More than one path for FedRAMP

Questions persist about agency-granted authorities to operate.

FedRAMP logo -- GSA image

In an Aug. 30 FCW article about a ninth vendor receiving approval through the Federal Risk and Authorization Management Program (FedRAMP), reader Peter Stark questioned whether companies were skirting the FedRAMP process by earning agency authorities to operate (ATOs) rather than certification through the FedRAMP’ Joint Authorization Board (JAB): The article states that Akamai is the 9th vendor to receive FedRAMP approval, then lists only five others. The other three are characterized as receiving "agency authority to operate," implying it's not the same as FedRAMP ATO (presumably being issued by an individual agency for its own enterprise). Then it concludes by stating that one of those three is the only federal agency to achieve FedRAMP approval. It doesn't seem like all those statements can be true. Does an agency ATO somehow equate to FedRAMP approval?

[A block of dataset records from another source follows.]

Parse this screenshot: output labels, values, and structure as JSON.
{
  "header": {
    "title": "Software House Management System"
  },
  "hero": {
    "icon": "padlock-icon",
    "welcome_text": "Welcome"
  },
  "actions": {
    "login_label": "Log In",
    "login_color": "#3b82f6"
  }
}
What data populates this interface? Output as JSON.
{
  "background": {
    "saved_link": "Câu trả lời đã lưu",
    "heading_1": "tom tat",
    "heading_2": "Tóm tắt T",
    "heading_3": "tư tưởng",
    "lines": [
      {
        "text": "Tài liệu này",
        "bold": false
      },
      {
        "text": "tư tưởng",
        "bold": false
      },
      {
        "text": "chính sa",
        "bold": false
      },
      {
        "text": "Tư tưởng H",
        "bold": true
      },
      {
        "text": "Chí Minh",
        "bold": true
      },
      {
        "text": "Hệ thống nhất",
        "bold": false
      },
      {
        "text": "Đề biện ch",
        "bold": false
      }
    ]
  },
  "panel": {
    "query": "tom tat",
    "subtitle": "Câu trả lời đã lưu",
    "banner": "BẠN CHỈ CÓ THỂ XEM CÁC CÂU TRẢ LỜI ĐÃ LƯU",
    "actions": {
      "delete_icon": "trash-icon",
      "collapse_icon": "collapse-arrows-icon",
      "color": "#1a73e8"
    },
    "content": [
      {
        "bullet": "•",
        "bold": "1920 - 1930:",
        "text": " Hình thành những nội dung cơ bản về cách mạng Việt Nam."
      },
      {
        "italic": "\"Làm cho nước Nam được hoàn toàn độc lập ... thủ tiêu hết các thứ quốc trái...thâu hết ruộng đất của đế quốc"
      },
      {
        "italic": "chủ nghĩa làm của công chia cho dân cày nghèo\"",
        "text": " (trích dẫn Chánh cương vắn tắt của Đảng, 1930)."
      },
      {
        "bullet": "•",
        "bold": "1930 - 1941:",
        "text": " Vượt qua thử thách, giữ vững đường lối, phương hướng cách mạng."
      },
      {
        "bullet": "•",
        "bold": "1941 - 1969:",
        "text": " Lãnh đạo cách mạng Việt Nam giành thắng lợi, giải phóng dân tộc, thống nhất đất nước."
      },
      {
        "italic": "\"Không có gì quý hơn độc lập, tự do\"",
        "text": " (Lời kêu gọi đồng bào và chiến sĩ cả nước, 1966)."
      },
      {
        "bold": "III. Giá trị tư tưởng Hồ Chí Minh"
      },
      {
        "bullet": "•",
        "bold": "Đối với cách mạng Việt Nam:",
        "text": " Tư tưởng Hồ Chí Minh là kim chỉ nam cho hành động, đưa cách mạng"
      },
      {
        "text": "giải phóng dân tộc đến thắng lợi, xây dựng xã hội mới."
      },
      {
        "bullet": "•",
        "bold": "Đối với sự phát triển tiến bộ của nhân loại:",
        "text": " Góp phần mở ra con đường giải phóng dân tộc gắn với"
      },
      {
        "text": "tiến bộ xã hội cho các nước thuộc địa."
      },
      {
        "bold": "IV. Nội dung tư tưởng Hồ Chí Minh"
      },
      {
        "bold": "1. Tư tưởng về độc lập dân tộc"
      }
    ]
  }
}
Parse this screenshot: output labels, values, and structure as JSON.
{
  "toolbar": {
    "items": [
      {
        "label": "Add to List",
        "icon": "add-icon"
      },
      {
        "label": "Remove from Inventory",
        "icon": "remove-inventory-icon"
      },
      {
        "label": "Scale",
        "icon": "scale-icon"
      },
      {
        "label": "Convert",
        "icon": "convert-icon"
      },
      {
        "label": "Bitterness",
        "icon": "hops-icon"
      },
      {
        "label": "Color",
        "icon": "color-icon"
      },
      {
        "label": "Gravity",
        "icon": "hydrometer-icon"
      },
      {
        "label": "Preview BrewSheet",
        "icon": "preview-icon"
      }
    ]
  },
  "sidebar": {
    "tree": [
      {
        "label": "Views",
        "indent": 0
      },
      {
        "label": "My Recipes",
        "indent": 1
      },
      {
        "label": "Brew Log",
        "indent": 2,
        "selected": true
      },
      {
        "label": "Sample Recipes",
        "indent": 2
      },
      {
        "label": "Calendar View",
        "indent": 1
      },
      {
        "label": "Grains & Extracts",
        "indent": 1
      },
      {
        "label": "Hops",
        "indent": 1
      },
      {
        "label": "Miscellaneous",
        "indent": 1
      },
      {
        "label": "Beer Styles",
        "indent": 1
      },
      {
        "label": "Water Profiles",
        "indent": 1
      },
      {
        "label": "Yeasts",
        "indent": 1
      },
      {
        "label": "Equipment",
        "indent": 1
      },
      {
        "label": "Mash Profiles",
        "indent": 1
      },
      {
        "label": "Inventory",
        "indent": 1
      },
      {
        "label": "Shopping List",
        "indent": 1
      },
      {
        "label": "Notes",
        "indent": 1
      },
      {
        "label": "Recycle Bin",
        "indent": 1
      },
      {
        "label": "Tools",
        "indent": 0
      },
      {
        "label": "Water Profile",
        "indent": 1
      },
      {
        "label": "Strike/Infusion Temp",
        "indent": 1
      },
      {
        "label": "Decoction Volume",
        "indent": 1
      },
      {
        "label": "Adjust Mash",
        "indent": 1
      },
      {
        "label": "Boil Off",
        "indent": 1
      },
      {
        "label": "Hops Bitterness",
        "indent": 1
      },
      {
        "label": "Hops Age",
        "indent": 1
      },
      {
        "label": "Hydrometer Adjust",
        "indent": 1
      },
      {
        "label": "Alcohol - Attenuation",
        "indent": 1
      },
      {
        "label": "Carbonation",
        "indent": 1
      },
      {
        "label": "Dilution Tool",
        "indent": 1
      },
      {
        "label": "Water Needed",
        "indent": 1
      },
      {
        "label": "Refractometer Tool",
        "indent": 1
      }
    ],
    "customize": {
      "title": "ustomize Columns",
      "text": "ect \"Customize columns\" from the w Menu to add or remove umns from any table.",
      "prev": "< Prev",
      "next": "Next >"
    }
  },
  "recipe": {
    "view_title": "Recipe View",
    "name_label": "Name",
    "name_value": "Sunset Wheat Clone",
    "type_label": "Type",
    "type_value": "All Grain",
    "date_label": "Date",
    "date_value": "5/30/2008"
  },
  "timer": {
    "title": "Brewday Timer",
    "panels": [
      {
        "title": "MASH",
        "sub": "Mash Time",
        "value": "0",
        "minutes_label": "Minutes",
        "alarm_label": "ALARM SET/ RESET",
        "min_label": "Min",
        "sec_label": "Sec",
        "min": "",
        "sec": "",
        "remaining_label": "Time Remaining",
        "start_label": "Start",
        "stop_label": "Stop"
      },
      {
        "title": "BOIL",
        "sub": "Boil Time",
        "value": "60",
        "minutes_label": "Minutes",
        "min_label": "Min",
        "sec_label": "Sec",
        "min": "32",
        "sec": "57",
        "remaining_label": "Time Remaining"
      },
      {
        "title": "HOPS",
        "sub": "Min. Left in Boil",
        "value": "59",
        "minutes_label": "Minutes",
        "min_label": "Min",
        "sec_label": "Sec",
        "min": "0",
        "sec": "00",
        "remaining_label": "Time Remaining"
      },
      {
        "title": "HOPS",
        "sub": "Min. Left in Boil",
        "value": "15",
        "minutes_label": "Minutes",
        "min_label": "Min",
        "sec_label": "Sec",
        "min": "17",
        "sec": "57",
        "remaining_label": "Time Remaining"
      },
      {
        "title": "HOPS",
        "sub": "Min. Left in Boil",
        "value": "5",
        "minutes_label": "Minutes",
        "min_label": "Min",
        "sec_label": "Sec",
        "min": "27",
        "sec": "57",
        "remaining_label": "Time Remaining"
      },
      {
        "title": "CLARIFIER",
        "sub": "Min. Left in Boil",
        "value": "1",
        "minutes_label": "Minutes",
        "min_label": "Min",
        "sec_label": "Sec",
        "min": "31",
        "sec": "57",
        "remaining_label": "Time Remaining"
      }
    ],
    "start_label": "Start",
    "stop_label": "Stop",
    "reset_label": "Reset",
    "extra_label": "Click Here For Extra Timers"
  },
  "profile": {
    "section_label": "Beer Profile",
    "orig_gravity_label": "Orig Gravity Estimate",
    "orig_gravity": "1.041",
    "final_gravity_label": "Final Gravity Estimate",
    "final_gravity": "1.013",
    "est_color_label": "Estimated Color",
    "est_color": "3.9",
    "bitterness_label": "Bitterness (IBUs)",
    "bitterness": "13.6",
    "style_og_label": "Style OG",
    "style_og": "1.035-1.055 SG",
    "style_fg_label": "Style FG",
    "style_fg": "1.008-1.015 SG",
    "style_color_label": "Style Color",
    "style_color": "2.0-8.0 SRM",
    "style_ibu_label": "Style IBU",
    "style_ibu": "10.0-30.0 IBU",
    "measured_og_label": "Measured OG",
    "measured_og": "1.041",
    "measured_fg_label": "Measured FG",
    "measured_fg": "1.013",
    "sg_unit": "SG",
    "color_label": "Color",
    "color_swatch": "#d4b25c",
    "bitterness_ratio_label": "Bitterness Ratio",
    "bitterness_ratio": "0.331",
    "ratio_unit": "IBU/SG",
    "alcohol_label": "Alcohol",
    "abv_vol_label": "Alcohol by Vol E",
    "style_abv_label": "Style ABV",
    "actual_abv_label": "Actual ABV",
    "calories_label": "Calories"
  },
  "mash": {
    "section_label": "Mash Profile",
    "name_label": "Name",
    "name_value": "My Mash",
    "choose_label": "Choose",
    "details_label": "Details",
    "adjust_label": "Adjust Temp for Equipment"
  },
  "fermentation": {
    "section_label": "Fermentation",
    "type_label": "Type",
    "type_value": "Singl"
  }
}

Frank Konkel responds: This question has come up before, most notably when Amazon Web Services went through an agency ATO process to gain FedRAMP certification. Some questioned whether gaining the ATO was on par with attaining JAB certification.

As FCW Editor-in-Chief Troy K. Schneider explained in May, an agency-provided authority to operate is no less “real” than certification to operate from the FedRAMP JAB. Either avenue is perfectly acceptable. As Scott Renda, Federal Data Center Consolidation portfolio manager Scott Renda has repeatedly stated, to think otherwise is mistaken.

"We never intended the JAB to authorize every system in government," Renda said at the FOSE conference in May. "That's a myth. And it would slow things down." What the FedRAMP team wants, he stressed, "is to implement a government-wide standard."